Aig can operate as business as usual as this treasury line is interest free and 2/3 of aig's divisions are generating an operating profit.
The stock already trades below $32 which is the book value that accounts for the eventual government dilution.
The 183 billion in taxpayer funds are formed as maiden lane investments and unused credit lines.
Your post seems to suggest that aig owes 183 billion, which is misleading.
From the following article, it seems clear that liabities still exceed assets, leaving nothing for shareholders.
"The sale is another step in AIG's ongoing attempt to restructure its business, become profitable and repay the government. Exactly how it plans to do that remains unclear.

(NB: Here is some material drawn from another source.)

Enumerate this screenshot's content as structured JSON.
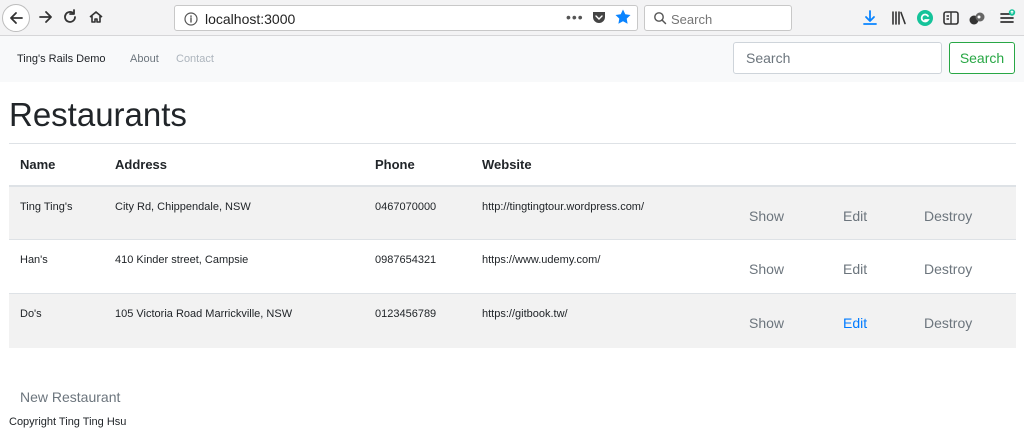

The AIA deal will give AIG $25 billion in cash and $10.5 billion in securities. The cash portion would allow AIG to pay back nearly 20 percent of the almost $130 billion in bailout funds that are outstanding. Together with an anticipated sale of American Life Insurance Co., or Alico, to MetLife Inc., the sale could net enough to eventually cover the Federal Reserve Bank of New York's $47.9 billion investment in AIG.
AIG debt to the government also includes $47.3 billion owed the U.S. Treasury and has $34.5 billion in outstanding assistance tied to the value of investments the New York Fed bought to prop up AIG.

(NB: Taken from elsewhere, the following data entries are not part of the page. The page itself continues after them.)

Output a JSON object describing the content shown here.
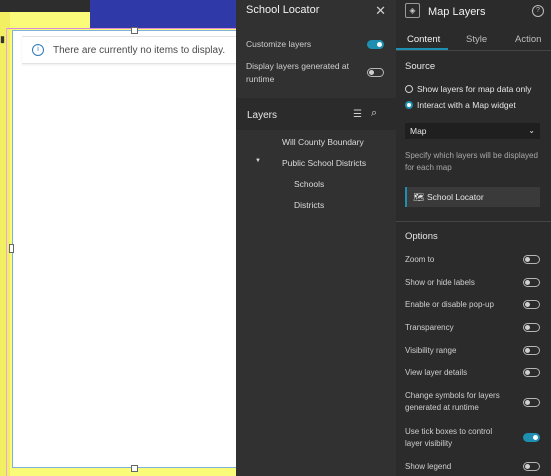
{
  "canvas": {
    "notice_text": "There are currently no items to display."
  },
  "locator_panel": {
    "title": "School Locator",
    "customize_layers_label": "Customize layers",
    "customize_layers_on": true,
    "runtime_layers_label": "Display layers generated at runtime",
    "runtime_layers_on": false,
    "layers_title": "Layers",
    "layers": [
      {
        "label": "Will County Boundary",
        "level": 0,
        "expanded": false
      },
      {
        "label": "Public School Districts",
        "level": 0,
        "expanded": true
      },
      {
        "label": "Schools",
        "level": 1
      },
      {
        "label": "Districts",
        "level": 1
      }
    ]
  },
  "settings_panel": {
    "title": "Map Layers",
    "tabs": [
      "Content",
      "Style",
      "Action"
    ],
    "active_tab": "Content",
    "source_heading": "Source",
    "source_options": [
      {
        "label": "Show layers for map data only",
        "selected": false
      },
      {
        "label": "Interact with a Map widget",
        "selected": true
      }
    ],
    "map_select_value": "Map",
    "help_text": "Specify which layers will be displayed for each map",
    "map_item_label": "School Locator",
    "options_heading": "Options",
    "options": [
      {
        "label": "Zoom to",
        "on": false
      },
      {
        "label": "Show or hide labels",
        "on": false
      },
      {
        "label": "Enable or disable pop-up",
        "on": false
      },
      {
        "label": "Transparency",
        "on": false
      },
      {
        "label": "Visibility range",
        "on": false
      },
      {
        "label": "View layer details",
        "on": false
      },
      {
        "label": "Change symbols for layers generated at runtime",
        "on": false
      },
      {
        "label": "Use tick boxes to control layer visibility",
        "on": true
      },
      {
        "label": "Show legend",
        "on": false
      }
    ]
  },
  "colors": {
    "accent": "#1e8fb0",
    "panel_dark": "#2b2b2b",
    "map_yellow": "#fbfb7a"
  }
}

A Treasury official who spoke on condition of anonymity said it's not yet clear whether all the taxpayer money will be returned. The official asked not to be identified because plans for AIG's future are still being developed.
Many analysts are skeptical that all the funds will be returned.
"It's probable we are not going to get our money back," said Morningstar analyst Bill Bergman. "There's a sense of lost confidence that has affected business operations as well as their value in the market place."
Interest free debt? Really? And whats the maturity of that $40B? WIll they be able to pay it off or roll it over? Also wonder, what about the other $113B in debt on the balance sheet? Does that magically go away too?
'It also appears from GAO reports that earlier this year Treasury changed the AIG preferred stock from “cumulative,” under which missed dividends must be paid at a later date, to “non-cumulative,” under which missed dividends need not be paid at all.'
Senator Grassley letter to fed and nyfed.
Read pg 14 of their latest earnings release and you will see under 'series E preffered stock' the dividend or interest is '0'
Also read the forbes article which offers the best insight on aig's payment obligations:
Treasury: The Treasury has struck two agreements with AIG. Under the first, the Treasury has $40 billion of preferred stock in AIG. Originally, this stock had a 10% coupon, but in April AIG cut a deal eliminating the dividend payment. AIG owes the Treasury an additional $1.6 billion of dividends from the time the coupon existed, but does not have further interest payments on these shares. That means they can take a long time paying the money back.
The numbers qouted below are outdated and have changed but since AIA fetched 36 billion, but 'AIG currently owes the government about $86.8 billion. If it successfully spins off AIA and Alico, that burden is reduced to $61.8 billion. And $42.8 billion of that sum carries no interest or dividend payment.'
What other 113 billion in debt, money given consists of a line of credit untapped and maiden lane portfolios which are not debt.
The interest on the $40 odd billion is non culmative. Meaning it can roll over each quarter.